Fix asyncio actor race condition#7335
Conversation
|
Can one of the admins verify this patch? |
|
Test FAILed. |
|
Test FAILed. |
|
Test PASSed. |
| // If this is a concurrency actor (not async), initialize the thread pool once. | ||
| if (max_concurrency != 1 && !pool_) { | ||
| RAY_LOG(INFO) << "Creating new thread pool of size " << max_concurrency; | ||
| pool_.reset(new BoundedExecutor(max_concurrency)); |
There was a problem hiding this comment.
@edoakes This PR changes the behavior of (non-asyncio) concurrent actor calls. Previously, there will be only one thread pool of size N. Now, we will create a new thread pool of size N for each caller. This leads to creating too many threads.
I read your PR description. It seems that this change is unintentional?
There was a problem hiding this comment.
I think we should still put the pool and the fiber state in CoreWorkerDirectTaskReceiver. We can address the original issue by only calling SetMaxActorConcurrency and SetActorAsAsync in actor creation tasks.
There was a problem hiding this comment.
@raulchen I don't fully understand -- why is there a new thread pool for each caller? We only initialize pool_ once.
There was a problem hiding this comment.
@edoakes Each SchedulingQueue has a thread pool. And in CoreWorkerDirectTaskReceiver, we will create a new SchedulingQueue for each caller.
/// Queue of pending requests per actor handle.
/// TODO(ekl) GC these queues once the handle is no longer active.
std::unordered_map<TaskID, std::unique_ptr<SchedulingQueue>> scheduling_queue_; auto it = scheduling_queue_.find(task_spec.CallerId());
if (it == scheduling_queue_.end()) {
auto result = scheduling_queue_.emplace(
task_spec.CallerId(), std::unique_ptr<SchedulingQueue>(new SchedulingQueue(
task_main_io_service_, *waiter_, worker_context_)));
it = result.first;
}There was a problem hiding this comment.

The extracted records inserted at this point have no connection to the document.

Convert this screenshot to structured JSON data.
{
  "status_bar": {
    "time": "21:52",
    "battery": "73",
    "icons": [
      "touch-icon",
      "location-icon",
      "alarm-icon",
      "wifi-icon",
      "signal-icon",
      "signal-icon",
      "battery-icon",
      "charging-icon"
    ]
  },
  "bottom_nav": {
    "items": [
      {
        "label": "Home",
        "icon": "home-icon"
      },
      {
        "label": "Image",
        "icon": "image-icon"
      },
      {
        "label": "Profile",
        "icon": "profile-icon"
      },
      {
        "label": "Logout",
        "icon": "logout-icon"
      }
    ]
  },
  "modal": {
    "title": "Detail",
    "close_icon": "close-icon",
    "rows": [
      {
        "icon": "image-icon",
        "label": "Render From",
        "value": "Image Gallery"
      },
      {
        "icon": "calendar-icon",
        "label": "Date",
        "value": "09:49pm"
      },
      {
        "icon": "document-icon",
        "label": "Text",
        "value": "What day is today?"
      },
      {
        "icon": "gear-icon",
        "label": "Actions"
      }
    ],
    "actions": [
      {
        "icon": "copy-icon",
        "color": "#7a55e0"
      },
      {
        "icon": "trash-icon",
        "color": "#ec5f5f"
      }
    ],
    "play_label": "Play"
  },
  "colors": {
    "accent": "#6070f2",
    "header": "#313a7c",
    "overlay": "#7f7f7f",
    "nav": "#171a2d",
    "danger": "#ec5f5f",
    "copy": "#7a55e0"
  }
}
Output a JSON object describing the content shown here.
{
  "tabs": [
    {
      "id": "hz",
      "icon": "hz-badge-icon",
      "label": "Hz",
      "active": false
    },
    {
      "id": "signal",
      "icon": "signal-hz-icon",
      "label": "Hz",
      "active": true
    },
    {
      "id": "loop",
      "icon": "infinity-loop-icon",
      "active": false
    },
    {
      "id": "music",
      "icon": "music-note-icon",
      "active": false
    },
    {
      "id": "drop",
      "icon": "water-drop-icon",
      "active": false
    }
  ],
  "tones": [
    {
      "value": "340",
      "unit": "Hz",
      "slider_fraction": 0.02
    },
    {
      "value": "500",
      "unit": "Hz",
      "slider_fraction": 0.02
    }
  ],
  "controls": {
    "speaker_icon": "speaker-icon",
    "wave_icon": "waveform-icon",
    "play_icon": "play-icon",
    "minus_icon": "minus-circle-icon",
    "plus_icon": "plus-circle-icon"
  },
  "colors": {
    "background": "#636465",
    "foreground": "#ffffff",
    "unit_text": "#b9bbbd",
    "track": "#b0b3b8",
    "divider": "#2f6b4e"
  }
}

Ah yeah I see your point; good find, we should definitely only be creating this many threads per actor
Why are these changes needed?
While modifying
test_dynres.pyto use an asyncio actor as a signal for timing instead of random object IDs, I discovered a bug where asyncio actor tasks could get placed in the scheduling queue before the is_asyncio flag was set by the creation task, causing them to block the actor instead of yielding the event loop. This patch both fixes the bug by delaying the is_async check until after the creation task runs and adds the changes totest_dynres.py.Checks
scripts/format.shto lint the changes in this PR.